IA vs. Livraisons: Le dilemme des géants tech chinois face aux investisseurs

Bloomberg

Après avoir enduré plusieurs années difficiles sous un examen réglementaire intense, les entreprises technologiques chinoises de premier plan montrent des signes de résurgence, alimentées par des plans ambitieux allant de la robotique avancée et des lunettes intelligentes au marché férocement concurrentiel des livraisons de repas à bas prix. Pourtant, alors que ces géants réaffirment leur présence, une nette divergence apparaît entre leurs priorités stratégiques et les attentes de leurs investisseurs, qui sont de plus en plus clairs sur la nécessité d’un investissement ciblé dans l’intelligence artificielle.

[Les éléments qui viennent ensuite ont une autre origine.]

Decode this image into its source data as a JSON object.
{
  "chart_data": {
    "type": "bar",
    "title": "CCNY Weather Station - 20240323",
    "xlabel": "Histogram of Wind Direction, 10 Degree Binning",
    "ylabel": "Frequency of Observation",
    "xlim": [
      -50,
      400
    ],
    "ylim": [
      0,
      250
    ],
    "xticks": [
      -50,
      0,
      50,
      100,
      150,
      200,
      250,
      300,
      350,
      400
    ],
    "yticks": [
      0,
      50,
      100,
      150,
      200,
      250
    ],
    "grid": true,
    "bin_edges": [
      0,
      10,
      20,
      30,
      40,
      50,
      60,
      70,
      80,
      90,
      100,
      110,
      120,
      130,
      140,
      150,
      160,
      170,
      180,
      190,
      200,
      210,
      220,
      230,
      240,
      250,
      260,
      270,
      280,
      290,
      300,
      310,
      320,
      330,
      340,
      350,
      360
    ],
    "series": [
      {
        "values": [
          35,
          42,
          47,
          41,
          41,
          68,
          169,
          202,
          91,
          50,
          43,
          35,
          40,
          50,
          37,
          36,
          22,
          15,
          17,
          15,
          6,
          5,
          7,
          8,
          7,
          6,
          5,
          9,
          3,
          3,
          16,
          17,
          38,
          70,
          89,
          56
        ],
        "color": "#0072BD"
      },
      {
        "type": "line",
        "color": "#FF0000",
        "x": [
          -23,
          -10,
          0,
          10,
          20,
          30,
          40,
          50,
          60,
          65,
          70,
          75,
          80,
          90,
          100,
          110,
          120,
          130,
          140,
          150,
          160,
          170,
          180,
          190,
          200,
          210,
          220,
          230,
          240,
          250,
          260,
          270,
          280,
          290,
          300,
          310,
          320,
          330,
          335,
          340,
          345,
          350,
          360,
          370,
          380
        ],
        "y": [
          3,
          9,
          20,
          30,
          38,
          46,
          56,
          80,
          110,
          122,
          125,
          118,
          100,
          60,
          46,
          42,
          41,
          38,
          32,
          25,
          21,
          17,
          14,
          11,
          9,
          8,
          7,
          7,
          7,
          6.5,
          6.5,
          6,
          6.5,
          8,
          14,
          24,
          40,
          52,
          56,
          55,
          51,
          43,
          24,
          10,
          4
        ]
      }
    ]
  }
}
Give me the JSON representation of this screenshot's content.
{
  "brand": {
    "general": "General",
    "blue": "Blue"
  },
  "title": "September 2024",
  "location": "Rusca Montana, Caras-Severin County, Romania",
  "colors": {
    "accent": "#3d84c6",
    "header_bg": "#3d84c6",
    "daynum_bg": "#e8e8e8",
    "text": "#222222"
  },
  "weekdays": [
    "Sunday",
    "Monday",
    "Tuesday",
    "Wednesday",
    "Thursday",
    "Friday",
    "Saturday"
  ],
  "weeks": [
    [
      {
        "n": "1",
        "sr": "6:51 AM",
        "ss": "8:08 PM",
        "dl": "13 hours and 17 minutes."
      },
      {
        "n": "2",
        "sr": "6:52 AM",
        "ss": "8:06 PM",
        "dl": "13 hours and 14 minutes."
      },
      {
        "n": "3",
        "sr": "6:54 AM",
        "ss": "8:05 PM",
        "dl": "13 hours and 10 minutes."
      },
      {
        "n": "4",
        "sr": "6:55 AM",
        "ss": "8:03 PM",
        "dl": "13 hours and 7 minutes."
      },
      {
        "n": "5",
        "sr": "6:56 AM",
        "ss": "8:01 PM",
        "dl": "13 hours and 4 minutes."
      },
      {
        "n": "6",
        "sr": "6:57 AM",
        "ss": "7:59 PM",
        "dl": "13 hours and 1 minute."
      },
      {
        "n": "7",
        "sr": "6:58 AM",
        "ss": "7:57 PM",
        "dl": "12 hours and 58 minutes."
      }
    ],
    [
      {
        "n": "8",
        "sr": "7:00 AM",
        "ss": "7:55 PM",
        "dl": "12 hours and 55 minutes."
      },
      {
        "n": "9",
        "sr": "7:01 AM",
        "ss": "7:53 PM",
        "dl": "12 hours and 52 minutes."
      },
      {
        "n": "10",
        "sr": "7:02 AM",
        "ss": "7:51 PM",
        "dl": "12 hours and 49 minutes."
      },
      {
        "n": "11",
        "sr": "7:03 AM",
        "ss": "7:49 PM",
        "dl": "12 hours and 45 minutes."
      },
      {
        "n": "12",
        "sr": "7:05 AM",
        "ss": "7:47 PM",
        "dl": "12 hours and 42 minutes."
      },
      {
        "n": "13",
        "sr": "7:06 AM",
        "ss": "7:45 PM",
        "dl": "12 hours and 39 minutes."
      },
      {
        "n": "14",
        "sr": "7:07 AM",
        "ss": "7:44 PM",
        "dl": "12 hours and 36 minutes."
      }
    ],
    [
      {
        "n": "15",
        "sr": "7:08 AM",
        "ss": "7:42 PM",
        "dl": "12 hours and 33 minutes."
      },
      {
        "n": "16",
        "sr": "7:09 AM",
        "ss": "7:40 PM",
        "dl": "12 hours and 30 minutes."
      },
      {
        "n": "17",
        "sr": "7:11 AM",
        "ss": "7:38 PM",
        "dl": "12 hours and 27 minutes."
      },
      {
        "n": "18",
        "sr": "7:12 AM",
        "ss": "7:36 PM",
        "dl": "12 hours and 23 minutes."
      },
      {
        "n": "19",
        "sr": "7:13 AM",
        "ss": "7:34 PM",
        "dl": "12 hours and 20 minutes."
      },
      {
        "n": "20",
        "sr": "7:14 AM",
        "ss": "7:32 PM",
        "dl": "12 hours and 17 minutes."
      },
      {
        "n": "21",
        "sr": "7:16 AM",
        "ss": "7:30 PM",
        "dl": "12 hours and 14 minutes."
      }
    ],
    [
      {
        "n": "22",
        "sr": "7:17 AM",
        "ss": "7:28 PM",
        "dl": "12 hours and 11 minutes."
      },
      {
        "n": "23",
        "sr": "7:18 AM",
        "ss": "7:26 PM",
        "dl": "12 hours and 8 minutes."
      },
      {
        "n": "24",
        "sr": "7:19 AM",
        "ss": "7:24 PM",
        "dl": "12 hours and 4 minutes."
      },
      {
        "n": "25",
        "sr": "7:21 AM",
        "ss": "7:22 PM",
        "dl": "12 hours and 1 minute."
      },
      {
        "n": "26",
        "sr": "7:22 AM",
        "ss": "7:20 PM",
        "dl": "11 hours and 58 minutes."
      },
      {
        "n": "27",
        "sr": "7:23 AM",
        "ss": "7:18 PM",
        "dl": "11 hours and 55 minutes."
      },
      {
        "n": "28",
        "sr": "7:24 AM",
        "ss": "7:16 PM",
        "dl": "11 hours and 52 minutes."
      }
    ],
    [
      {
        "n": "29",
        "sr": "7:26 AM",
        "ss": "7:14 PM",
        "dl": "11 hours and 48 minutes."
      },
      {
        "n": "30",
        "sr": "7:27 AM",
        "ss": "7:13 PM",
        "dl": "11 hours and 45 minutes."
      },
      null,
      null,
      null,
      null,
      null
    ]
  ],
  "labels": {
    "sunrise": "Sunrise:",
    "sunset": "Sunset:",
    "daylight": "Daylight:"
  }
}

À l’échelle mondiale, la saison des résultats actuelle pour les entreprises technologiques a été largement dominée par les discussions autour de l’IA. Dans la Silicon Valley, les leaders de l’industrie, de Meta Platforms à Google, exposent activement leurs stratégies pour capitaliser sur cette technologie transformatrice, considérée comme essentielle pour la croissance future et l’avantage concurrentiel. Cependant, le récit en Chine présente un contraste saisissant. Ici, une bataille à enjeux élevés, à trois voies, pour la suprématie dans la livraison rapide et à faible coût de nourriture et de marchandises capte une quantité démesurée d’attention et de ressources. Cette intense rivalité oppose Alibaba Group Holding Ltd., JD.com Inc. et Meituan, se manifestant à la fois par des promotions en ligne agressives et une concurrence féroce sur le terrain.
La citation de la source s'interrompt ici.